Fahrradmarkt schrumpft auf 9,4 Milliarden Euro
16.07.2026 Der deutsche Fahrradmarkt ist 2025 zum dritten Mal in Folge geschrumpft. Während Gravelbikes und Kinderfahrräder zusätzliche Nachfrage erzeugen, verschieben sich die Marktanteile im Fachhandel weiter zugunsten großer Märkte und Filialunternehmen.
Straßensporträder einschließlich Gravelbikes konnten ihren Anteil am rückläufigen Gesamtmarkt ausbauen.
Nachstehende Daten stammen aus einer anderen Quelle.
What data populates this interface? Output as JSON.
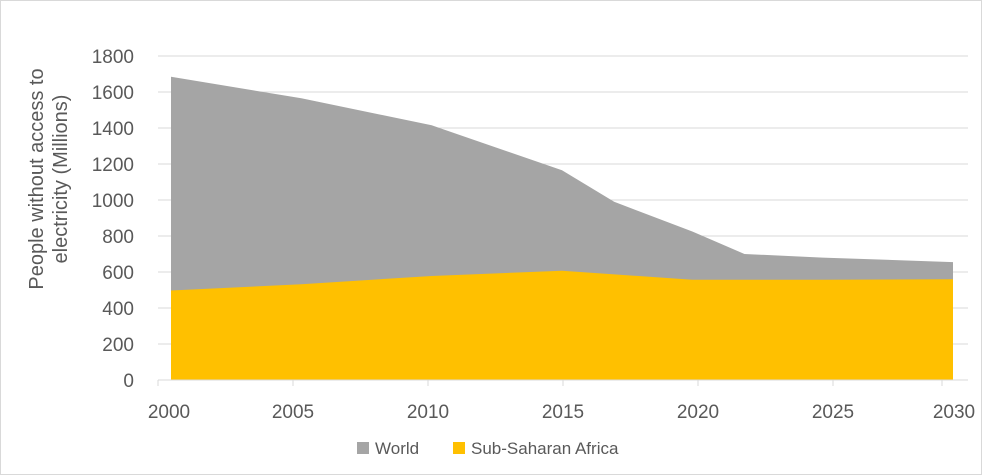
{
  "chart_data": {
    "type": "area",
    "title": "",
    "xlabel": "",
    "ylabel": "People without access to electricity (Millions)",
    "ylabel_lines": [
      "People without access to",
      "electricity (Millions)"
    ],
    "xlim": [
      2000,
      2030
    ],
    "ylim": [
      0,
      1800
    ],
    "x_ticks": [
      2000,
      2005,
      2010,
      2015,
      2020,
      2025,
      2030
    ],
    "y_ticks": [
      0,
      200,
      400,
      600,
      800,
      1000,
      1200,
      1400,
      1600,
      1800
    ],
    "grid": true,
    "legend_position": "bottom",
    "stacked": false,
    "series": [
      {
        "name": "World",
        "color": "#a5a5a5",
        "x": [
          2000,
          2005,
          2010,
          2015,
          2017,
          2020,
          2022,
          2025,
          2030
        ],
        "values": [
          1685,
          1565,
          1415,
          1165,
          990,
          825,
          700,
          680,
          655
        ]
      },
      {
        "name": "Sub-Saharan Africa",
        "color": "#ffc000",
        "x": [
          2000,
          2005,
          2010,
          2015,
          2020,
          2025,
          2030
        ],
        "values": [
          497,
          532,
          578,
          607,
          557,
          557,
          560
        ]
      }
    ]
  }
}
Auch elektrisch unterstützte Gravelbikes und geländegängige Elektrofahrräder entwickelten sich positiv, obwohl der Markt für Elektrofahrräder insgesamt Umsatz verlor. Zusätzliche Nachfrage verzeichneten Kinder- und Jugendfahrräder. Der Studie zufolge profitiert das Segment derzeit von den höheren Geburtenzahlen während der Corona-Pandemie.
"Gravelbikes haben das Segment der Straßensporträder nachhaltig verändert und für deutlich mehr Dynamik gesorgt. Die Räder verbinden sportliche Performance mit hoher Alltagstauglichkeit und sprechen damit weit über die klassische Rennradzielgruppe hinaus sowohl ambitionierte Sportler:innen als auch Freizeitradler:innen an", sagt Christoph Lamsfuß , Senior Projektmanager am IFH Köln. "Ein ähnliches Bild zeigt sich bei E?Gravelbikes, die von ihrem vielseitigen Einsatz für Touren, Freizeit und Alltag profitieren. Das schafft neue Wachstumspotenziale für den Fahrradmarkt."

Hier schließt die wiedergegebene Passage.